Extract and Separate Plant Pigments
Leaves contain multiple pigments that work together to capture light for photosynthesis. Chlorophyll a and chlorophyll b are green, carotenoids are yellow-orange, and anthocyanins (in autumn leaves) are red-purple. To extract these pigments, tear several fresh green leaves (spinach works well) into small pieces and place them in a cup. Add just enough rubbing alcohol to cover the leaves, then crush them with a spoon or fork. Let the mixture sit for 30 minutes, crushing occasionally, until the alcohol turns deep green. Strain the extract through a coffee filter into a clean container. Apply this extract to the origin line of a filter paper strip and develop it with rubbing alcohol as the solvent. Within 30 to 45 minutes, you should see separation into distinct bands: yellow carotenoids travel fastest (highest Rf), followed by chlorophyll a (blue-green), chlorophyll b (yellow-green), and xanthophylls (yellow). Try leaves from different plants, or compare green summer leaves to fall-colored leaves to see how pigment composition changes with the seasons.
Calculate Rf Values
The retention factor (Rf) quantifies how far each component travels relative to the solvent front. Before the strip dries, mark the highest point the solvent reached with a pencil line (the solvent front). Then mark the center of each separated color band. Measure the distance from the origin line to the center of each band, and measure the distance from the origin line to the solvent front. Divide each band distance by the solvent front distance to get the Rf value. Rf values range from 0 (the substance did not move at all) to 1 (the substance traveled with the solvent front).

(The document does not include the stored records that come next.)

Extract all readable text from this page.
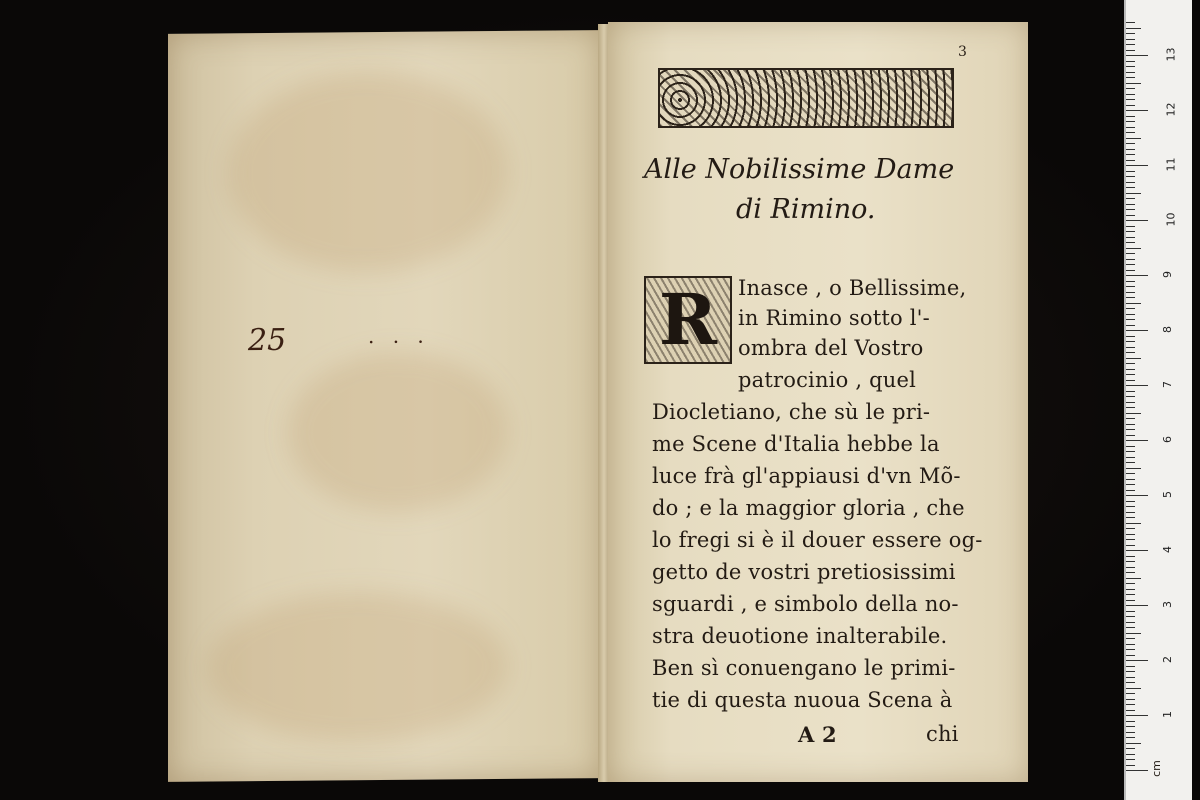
25	. . .
3
Alle Nobilissime Dame
di Rimino.
R Inasce , o Bellissime,
in Rimino sotto l'-
ombra del Vostro
patrocinio , quel
Diocletiano, che sù le pri-
me Scene d'Italia hebbe la
luce frà gl'appiausi d'vn Mõ-
do ; e la maggior gloria , che
lo fregi si è il douer essere og-
getto de vostri pretiosissimi
sguardi , e simbolo della no-
stra deuotione inalterabile.
Ben sì conuengano le primi-
tie di questa nuoua Scena à
A 2	chi
cm
1
2
3
4
5
6
7
8
9
10
11
12
13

Under consistent conditions (same paper, same solvent, same temperature), a given substance always produces the same Rf value, which is why Rf can be used for identification. Create a data table listing each substance tested, the colors observed, and the Rf value for each band. This systematic documentation transforms a colorful demonstration into a quantitative analytical technique that mirrors how forensic scientists identify unknown substances.
Paper chromatography separates mixtures by exploiting differences in molecular polarity, and with simple filter paper and a solvent, you can analyze inks, dyes, and plant pigments using the same fundamental technique employed in professional laboratories.